Once you find the photo you’re looking for, click the Lens button to easily copy and paste text. Take that, impossible wifi passwords 😏
— Google Photos (@googlephotos) August 22, 2019
This latest update resembles one announced by Google at their 2017 I/O developer conference where Google CEO, Sundar Pichai, unveiled a new feature that will allow an artificial intelligence (AI)-powered Lens camera to lift text from photos. So for instance, a user could point their camera at a Wi-Fi password and connect to the network automatically, without having to manually type it in.
Due to its AI technology, Google’s Lens platform allows users to search for text in photos and screenshots saved in their Google Photos library.
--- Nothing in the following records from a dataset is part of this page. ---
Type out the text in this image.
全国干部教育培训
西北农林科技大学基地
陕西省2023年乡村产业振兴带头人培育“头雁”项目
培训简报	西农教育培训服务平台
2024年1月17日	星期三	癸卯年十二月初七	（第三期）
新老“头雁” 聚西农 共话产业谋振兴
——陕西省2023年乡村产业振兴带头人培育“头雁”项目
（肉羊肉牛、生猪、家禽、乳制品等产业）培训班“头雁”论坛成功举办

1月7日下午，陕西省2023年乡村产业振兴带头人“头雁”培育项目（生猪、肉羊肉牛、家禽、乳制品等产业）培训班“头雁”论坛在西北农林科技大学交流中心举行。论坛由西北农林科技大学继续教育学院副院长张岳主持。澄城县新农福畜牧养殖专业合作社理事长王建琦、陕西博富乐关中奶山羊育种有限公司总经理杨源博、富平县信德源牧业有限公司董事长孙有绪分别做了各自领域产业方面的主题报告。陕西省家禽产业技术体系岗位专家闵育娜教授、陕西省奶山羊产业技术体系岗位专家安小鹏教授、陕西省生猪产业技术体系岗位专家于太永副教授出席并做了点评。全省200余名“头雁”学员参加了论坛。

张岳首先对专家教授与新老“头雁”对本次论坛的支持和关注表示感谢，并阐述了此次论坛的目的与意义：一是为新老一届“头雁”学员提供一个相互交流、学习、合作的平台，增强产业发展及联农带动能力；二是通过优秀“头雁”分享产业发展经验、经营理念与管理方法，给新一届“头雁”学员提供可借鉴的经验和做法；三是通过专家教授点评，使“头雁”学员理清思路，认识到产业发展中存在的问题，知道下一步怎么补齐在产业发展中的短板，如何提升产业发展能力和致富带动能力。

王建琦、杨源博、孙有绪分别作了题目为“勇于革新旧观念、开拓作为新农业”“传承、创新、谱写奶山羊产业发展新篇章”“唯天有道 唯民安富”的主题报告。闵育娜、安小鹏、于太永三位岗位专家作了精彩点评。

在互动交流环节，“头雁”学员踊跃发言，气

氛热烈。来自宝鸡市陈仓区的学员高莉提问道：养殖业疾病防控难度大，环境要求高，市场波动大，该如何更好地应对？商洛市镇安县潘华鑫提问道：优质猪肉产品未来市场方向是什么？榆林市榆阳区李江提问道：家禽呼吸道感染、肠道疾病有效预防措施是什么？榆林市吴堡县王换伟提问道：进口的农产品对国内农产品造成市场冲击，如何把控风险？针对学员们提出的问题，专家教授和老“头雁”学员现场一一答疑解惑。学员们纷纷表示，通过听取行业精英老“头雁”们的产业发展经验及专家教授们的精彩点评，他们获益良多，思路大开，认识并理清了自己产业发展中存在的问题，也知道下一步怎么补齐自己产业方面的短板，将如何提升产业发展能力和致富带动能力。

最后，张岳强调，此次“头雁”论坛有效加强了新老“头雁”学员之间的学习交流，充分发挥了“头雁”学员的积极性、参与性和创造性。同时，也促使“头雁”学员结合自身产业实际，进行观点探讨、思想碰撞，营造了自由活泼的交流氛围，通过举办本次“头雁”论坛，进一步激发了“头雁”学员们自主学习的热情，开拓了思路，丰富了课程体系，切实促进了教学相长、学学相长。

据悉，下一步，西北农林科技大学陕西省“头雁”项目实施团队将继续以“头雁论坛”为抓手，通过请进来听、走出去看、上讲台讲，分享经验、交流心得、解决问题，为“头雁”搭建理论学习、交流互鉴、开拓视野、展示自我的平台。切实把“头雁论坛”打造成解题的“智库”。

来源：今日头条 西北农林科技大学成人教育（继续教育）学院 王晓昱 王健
This text can then be copied and pasted onto a note or document.
The technique uses optical character recognition (OCR) to identify and extract text from photos of a physical sign, screenshots, or even a document. 9to5Google reports that currently, this feature is only available on a handful of Android devices like the Samsung S9 and Huawei’s P30, but has yet to be rolled out on iOS devices.
Furthermore, users’ will not need to select photos to copy text from, as Google performs the OCR on your entire photo library automatically. Additionally, it allows users to execute a range of tasks like searching the web for photos of menu items or adding contact information from a business card into a user’s address book.